In this poem Herbert implicitly compares the authority of stars – and their associated study – with that of scripture; and the stars don’t fare well.  For him there is no doubt that holy scripture is the touchstone of life that ‘lights to eternall blisse’.  Yet, this implicit trust in the Old and New Testaments of the Bible is not a given today even among Christians.

Where does the authority of any text come from?  One response is likely to be the author (from Latin – auctor(author, founder, originator), auctoritat (power, decision)).  If the author is an expert in the subject, uses reliable sources, writes truthfully, and has reputable colleagues, then people are likely to view the book as authoritative or at least willing to test it out.  When George Herbert penned this poem his authority came from his life as a parish priest in Bemerton, his knowledge of the English language, and a degree from Cambridge – a combination of external and internal sources.

Questions about authority don’t often arise in relation to a poem – unless it has to do with whether or not the state author actually composed the poem.  Yet, when we encounter something that is historical, scientific, or that may ask us take a position, there is a greater desire to understand the authority behind the text.  Who should we trust?  Political writings that skew statistics in order to denigrate the other side, memoirs that fictionalize a story presented as actually occurring, or historical writings and assumptions that are being constantly revised make us more wary of the trustworthiness of other writings.

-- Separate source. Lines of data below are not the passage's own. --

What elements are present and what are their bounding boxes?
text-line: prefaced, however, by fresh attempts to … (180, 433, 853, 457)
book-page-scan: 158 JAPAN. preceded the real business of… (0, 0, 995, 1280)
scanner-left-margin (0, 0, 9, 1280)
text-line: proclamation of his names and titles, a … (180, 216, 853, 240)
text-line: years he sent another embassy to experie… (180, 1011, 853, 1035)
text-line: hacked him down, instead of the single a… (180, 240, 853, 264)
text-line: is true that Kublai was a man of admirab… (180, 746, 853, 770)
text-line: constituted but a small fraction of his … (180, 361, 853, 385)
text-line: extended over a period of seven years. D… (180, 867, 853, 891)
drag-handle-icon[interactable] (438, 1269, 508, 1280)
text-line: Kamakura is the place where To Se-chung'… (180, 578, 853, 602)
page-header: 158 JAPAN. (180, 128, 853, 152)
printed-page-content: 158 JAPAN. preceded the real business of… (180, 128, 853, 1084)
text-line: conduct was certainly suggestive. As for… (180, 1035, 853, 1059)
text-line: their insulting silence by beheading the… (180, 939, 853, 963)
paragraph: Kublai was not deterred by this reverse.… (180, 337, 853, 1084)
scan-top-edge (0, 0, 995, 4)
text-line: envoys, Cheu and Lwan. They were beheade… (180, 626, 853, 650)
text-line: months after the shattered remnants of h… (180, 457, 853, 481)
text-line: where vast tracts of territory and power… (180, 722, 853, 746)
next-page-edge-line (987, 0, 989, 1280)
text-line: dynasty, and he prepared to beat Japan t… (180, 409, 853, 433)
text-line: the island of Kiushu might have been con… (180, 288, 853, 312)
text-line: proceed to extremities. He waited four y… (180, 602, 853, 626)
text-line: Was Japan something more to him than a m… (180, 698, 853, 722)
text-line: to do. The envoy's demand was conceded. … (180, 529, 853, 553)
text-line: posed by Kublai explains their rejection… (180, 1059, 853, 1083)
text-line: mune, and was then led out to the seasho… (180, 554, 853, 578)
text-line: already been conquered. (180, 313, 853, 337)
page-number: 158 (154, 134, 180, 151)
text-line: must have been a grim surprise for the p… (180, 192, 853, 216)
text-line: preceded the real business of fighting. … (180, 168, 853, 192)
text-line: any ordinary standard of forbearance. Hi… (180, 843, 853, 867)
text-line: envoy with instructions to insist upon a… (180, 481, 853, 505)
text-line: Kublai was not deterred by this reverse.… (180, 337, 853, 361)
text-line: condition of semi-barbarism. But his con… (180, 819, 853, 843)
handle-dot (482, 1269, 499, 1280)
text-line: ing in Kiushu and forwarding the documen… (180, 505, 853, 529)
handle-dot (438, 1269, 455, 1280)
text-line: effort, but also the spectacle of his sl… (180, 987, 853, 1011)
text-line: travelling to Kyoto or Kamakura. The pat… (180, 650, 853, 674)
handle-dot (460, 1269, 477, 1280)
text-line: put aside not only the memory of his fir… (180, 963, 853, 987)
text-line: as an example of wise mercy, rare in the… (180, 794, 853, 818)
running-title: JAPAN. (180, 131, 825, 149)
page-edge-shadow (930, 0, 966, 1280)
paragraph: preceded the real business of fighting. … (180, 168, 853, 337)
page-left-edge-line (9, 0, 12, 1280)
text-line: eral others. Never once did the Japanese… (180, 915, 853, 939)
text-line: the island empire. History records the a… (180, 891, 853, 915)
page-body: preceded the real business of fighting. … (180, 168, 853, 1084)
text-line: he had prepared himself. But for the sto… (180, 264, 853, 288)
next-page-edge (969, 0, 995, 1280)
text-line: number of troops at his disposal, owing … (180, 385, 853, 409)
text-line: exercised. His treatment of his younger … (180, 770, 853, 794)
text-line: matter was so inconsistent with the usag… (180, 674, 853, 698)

The Enlightenment, Industrial Revolution, Modern, and Post-Modern eras with the growth of scientific inquiry, industrial progress, historical research, and reliance on human reason has prompted many questions about the authority of once revered texts.  Nothing is to be assumed or taken for granted.  Does the essential meaning of a text come from the one who writes it or from the reader who is interpreting it?  Does the one who puts pen to paper or fingers to keys really define the author of the text?  Can a text claim to have authority any more as post-modern critical methods rip away the foundations of trust?  What does it mean for something to be true?

The discipline of literary criticism has have been discussing the idea of textual authority for decades whether it’s Michel Foucault’s asking what is an author, Harold Bloom exploring the anxiety of influence, Stanley Fish wondering what makes a text, or Elaine Showalter looking at the authority of male versus female writings.  These methods have bled into other disciplines.  With its historical and cultural importance, the Bible has not been exempted from, and has often been at the center of this questioning.

In 1633 when Herbert penned this poem, questioning of the Bible’s authority had already started and has continued such that the introduction to his poems in one anthology asserts that people continue to study his poems even though the common belief in biblical authority is now gone. It can be easy to be swept up into the view of scripture as yet another text to question like all the others.  That is, we must prove its authority through human reason.  However, C. S. Lewis’ relationship with this book prompted him to write that “the Bible is fundamentally a sacred book, and demands incessantly to be taken on its own terms . . . Stripped . . . of its divine authority, stripped of its allegorical senses, denied a romantic welcome it cannot achieve its function.”

So, on what do we base the authority of scripture in this age and take it on its own terms as God’s Word – seeing in it all the “constellations of the storie”?  This will be one of my explorations in the coming months.